HomeCity NewsLCF Wraps Up Budget; Pledges $359,375 to Community

LCF Wraps Up Budget; Pledges $359,375 to Community

La Cañada Flintridge City Council members agreed on Monday to spend $359,375 to support 11 local community groups and spend $914,700 on capital projects such as street improvements and bridge repairs.
In the third and final of its annual budget hearings, the City Council decided to take $354,550 from reserves, $100,000 from its solid waste funds and increase its conservative revenue expectations by adding $125,000 to the budget for items they deem necessary in the coming fiscal year.
The previous week, council members reviewed the city’s financials to learn that it expects to bring in a total of $13.863 million in 2017-18 and to have $13.118 million in expenses, which left a preliminary balance of $745,550 for council consideration items.
The City Council invested in public safety by approving a $60,000 contribution (with another $60,000 promised) toward a new mobile command post, to be used by Crescenta Valley Sheriff’s Station personnel in case of emergency and major operations.
Council members also gave the green light to the $5,000-per-year lease (for the next five years) of a mobile automatic license plate reader that will operate in the city.
The city also will participate in a promotional program for the Ring.com, the video activated doorbell that allows residents to monitor their home from a smartphone.

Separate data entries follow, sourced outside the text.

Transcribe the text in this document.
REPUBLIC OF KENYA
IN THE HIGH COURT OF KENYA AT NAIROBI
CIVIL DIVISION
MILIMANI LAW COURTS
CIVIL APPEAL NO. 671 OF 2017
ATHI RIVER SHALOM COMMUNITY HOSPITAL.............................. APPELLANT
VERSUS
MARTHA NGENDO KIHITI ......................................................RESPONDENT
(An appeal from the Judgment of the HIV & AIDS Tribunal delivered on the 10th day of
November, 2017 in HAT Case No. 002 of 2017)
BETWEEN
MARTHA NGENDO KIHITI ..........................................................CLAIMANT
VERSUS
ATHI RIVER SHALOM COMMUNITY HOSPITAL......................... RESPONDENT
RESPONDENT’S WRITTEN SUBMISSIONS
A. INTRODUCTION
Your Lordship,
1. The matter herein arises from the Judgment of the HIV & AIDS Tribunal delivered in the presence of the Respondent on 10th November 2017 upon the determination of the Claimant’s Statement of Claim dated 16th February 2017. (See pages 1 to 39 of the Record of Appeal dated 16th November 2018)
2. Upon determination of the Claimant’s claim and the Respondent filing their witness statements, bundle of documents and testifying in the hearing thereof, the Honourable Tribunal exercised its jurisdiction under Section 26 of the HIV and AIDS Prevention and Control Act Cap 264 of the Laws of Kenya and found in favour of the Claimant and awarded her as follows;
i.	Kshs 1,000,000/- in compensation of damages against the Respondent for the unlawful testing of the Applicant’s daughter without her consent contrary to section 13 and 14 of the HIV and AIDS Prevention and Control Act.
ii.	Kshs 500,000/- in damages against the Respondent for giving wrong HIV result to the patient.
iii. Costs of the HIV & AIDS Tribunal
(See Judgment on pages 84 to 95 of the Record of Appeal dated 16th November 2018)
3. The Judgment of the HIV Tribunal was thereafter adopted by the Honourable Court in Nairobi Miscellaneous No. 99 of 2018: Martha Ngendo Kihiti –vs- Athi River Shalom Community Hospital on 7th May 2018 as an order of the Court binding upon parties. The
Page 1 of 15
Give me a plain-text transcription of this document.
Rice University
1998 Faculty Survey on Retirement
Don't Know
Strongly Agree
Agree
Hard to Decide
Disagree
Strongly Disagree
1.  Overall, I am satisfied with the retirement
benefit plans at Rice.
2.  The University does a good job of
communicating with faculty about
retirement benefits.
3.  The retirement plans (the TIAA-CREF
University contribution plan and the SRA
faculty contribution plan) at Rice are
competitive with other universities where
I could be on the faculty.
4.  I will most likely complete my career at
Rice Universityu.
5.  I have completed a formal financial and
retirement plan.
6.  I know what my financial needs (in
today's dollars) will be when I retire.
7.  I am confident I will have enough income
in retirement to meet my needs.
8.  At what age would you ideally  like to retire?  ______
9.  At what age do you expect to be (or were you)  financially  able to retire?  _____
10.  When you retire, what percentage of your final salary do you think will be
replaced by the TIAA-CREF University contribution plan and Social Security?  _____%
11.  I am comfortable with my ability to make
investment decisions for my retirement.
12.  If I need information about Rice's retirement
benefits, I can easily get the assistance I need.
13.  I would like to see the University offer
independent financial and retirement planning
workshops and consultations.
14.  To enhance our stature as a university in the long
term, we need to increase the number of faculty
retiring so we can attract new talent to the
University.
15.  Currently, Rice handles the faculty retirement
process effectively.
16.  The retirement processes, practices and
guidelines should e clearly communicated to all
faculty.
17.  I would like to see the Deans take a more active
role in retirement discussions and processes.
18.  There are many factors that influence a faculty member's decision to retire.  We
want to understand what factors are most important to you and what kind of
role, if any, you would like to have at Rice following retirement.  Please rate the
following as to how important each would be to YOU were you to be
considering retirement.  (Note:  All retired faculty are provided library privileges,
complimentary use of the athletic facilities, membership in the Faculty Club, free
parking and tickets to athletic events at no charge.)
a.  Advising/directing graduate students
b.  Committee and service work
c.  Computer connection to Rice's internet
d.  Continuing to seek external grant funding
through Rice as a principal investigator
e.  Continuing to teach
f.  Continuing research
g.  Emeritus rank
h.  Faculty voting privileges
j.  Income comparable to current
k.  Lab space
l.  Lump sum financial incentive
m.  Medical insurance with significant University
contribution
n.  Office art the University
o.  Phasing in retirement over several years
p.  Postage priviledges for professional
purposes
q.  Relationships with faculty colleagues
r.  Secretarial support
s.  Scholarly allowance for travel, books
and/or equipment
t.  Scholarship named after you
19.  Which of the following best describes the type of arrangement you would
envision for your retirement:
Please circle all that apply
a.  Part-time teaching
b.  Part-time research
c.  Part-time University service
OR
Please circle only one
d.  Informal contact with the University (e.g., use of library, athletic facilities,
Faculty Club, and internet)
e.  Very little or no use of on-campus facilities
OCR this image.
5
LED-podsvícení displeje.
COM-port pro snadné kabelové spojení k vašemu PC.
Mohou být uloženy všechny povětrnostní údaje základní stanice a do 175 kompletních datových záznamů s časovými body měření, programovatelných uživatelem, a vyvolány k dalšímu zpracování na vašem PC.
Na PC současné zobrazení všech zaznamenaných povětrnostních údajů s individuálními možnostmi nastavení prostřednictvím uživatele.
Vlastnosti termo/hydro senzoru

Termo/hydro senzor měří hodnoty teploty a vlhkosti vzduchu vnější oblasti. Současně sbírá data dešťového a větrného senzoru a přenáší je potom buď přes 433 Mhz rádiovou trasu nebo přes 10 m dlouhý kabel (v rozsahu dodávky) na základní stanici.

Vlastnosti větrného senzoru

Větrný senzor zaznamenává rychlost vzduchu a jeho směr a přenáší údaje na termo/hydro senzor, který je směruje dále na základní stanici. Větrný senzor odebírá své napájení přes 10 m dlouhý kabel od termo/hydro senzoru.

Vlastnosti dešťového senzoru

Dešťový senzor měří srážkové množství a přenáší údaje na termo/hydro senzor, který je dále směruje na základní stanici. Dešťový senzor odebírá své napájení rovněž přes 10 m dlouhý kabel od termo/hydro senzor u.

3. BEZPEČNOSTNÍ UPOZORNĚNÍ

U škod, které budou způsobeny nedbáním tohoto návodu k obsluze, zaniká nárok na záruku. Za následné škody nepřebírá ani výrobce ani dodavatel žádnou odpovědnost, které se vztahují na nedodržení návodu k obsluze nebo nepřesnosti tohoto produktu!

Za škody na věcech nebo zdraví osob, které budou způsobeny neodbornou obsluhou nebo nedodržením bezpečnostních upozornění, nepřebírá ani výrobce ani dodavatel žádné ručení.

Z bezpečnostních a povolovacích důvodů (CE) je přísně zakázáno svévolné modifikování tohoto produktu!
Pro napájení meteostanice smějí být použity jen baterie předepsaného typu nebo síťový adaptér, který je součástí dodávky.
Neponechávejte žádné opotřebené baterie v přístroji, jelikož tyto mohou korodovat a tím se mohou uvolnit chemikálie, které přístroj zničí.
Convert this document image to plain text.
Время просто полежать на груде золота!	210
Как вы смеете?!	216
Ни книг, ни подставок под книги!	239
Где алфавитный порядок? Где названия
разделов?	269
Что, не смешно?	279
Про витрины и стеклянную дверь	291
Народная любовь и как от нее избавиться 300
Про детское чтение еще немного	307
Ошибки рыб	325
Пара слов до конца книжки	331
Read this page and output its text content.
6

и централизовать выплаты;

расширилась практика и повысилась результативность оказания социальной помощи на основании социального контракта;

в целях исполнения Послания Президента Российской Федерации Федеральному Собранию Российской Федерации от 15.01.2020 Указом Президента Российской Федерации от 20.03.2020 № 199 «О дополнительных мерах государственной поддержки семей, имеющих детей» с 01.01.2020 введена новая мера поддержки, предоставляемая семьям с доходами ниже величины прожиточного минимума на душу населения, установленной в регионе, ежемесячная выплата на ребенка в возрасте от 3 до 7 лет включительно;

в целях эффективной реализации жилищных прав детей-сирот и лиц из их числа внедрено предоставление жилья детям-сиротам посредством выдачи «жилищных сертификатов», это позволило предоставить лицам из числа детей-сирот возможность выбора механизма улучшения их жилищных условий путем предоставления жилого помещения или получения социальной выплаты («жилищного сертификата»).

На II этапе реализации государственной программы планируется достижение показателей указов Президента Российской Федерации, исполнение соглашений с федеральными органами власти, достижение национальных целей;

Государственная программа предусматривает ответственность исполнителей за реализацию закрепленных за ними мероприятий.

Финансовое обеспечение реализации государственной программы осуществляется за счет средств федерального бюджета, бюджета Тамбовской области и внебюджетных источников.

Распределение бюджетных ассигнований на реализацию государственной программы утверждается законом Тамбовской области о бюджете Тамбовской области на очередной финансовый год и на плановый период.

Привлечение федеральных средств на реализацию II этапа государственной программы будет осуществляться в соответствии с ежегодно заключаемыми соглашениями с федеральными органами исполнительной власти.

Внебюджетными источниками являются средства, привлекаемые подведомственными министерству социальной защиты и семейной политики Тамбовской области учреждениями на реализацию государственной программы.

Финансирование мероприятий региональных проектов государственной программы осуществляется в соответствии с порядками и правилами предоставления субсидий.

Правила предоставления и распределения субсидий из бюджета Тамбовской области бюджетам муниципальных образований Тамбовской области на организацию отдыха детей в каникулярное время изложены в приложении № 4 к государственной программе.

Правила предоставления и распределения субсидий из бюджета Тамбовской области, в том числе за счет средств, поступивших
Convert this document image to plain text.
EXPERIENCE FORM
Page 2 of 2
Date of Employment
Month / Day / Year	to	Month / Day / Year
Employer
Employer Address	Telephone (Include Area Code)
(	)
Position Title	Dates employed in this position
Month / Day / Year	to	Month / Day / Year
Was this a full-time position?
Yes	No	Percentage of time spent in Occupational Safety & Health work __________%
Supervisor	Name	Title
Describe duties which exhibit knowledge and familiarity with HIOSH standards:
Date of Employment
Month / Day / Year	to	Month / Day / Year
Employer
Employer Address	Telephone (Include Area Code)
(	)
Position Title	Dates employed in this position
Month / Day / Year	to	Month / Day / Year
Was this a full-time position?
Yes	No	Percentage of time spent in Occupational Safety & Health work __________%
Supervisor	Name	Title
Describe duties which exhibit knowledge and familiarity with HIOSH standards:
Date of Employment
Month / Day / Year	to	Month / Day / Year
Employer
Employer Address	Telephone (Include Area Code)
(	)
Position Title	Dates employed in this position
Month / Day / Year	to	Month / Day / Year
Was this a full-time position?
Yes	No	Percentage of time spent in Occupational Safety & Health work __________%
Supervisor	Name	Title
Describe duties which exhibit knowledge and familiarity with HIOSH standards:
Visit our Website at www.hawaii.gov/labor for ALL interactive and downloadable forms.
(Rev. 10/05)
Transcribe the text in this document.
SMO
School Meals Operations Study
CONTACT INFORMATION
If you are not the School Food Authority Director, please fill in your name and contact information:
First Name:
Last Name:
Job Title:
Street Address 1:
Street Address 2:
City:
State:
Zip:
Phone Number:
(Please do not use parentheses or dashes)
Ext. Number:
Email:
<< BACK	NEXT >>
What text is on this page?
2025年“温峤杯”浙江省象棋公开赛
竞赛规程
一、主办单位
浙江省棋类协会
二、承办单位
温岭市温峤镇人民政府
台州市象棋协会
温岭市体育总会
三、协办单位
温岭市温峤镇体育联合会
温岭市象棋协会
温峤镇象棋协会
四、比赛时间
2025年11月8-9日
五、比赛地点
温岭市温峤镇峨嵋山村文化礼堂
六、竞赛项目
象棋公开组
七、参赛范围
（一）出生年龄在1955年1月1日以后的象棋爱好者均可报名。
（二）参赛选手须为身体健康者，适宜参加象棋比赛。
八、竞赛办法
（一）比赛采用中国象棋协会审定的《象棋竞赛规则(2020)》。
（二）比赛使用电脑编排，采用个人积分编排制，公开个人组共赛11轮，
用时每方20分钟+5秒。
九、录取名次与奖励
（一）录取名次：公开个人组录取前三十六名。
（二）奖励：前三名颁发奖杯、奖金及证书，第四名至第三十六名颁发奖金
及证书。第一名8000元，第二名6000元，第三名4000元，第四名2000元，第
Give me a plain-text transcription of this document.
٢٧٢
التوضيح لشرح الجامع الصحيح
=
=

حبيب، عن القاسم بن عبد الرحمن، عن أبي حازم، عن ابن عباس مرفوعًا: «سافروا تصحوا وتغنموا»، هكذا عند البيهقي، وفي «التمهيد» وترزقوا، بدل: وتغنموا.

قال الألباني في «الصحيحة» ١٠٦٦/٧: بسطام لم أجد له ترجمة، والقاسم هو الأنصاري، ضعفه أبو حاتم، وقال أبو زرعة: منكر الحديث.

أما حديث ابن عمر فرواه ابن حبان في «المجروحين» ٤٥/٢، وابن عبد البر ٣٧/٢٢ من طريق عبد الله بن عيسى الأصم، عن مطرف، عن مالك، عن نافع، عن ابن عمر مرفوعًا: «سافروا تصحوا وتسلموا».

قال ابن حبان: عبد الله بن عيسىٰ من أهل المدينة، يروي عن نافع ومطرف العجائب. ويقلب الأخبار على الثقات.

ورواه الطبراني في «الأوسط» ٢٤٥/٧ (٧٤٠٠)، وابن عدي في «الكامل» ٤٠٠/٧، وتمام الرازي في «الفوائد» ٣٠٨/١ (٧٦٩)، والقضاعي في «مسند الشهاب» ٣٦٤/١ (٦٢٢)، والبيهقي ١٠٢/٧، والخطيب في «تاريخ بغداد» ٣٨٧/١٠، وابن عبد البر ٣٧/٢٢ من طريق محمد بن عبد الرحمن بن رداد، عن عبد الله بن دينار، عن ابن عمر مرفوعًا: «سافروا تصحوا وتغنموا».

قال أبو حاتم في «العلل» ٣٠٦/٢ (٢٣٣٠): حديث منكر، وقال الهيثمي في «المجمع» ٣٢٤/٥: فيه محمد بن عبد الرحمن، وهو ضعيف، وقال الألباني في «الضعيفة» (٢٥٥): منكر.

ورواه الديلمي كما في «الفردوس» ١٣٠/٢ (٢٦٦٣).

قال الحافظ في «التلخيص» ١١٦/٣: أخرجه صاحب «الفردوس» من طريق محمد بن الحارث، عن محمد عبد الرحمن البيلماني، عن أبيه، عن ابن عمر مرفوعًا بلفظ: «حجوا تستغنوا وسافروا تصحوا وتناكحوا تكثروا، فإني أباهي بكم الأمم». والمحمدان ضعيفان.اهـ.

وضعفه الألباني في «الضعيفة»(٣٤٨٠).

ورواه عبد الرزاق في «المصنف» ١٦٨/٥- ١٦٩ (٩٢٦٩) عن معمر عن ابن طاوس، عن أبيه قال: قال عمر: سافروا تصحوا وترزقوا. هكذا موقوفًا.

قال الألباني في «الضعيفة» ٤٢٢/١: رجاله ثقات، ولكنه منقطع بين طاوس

Once it goes into effect, the first 100 residents who sign up will receive the $200 product for $100 because the city plans to match the $50 rebate the company is offering.
Carl Alameda, director of administrative services, said residents will receive the discount when they enter their zip code on the website upon ordering.
“It’s a good idea,” Mayor Michael Davitt said during the second budget hearing, on Thursday, June 22. “It seems like pretty minimal cost and like encouragement to use it.”
On Monday, council members received presentations from 11 community groups hoping for funding and were amenable to all of them:
The La Cañada Flintridge Chamber of Commerce will receive $110,000 to help it expand its community development opportunities as it balances its books.
The Lanterman Historical Museum Foundation will receive $108,375 to cover a new pay structure to help attract new hires who will be salaried instead of hourly when they replace outgoing Executive Director Melissa Patton and historian Tim Gregory, both of whom are retiring this year.
The Community Center of La Cañada Flintridge will have $45,000 of the city’s money to work with as it seeks to enhance activities for financially limited seniors and to help pay for painting the facility. The YMCA of the Foothills will receive $35,000 to support the creation of an on-site woodworking workshop.
The Descanso Gardens Guild will use the $15,000 it received to help improve its parking to accommodate a recent “spectacular but not unproblematic” surge in attendance, as Executive Director David Brown described it. Last year, Descanso Gardens set a record with 515,000 visitors, which ranked No. 15 in the nation among public gardens, according to Brown, who said the botanical garden is on pace to attract about 750,000 visitors this year.
City funds also will go to support the LCF Tournament of Roses Association ($15,000); La Cañada Beautiful ($12,000); LCF Sister Cities Association ($9,500); LCHS Music Parents Association ($5,000); LCF Coordinating Council ($2,500) and One City, One Book ($2,000).
Council members were more selective in determining which of its capital projects it wanted to fund, agreeing to spend $438,700 of general reserve funds on street resurfacing; $125,000 on miscellaneous concrete repairs; $112,000 on repairs to bridges throughout the city and $94,000 on street improvements to Knight Way, Gould Avenue and Paulette Place.
For now, the council opted against adding a $100,000 guardrail at 3900 Chevy Chase Road, introducing a new $50,000 monument sign where Foothill Boulevard meets the 2 Freeway and spending $25,000 to introduce landscaping on city-owned land at Verdugo Boulevard and Encinas Drive.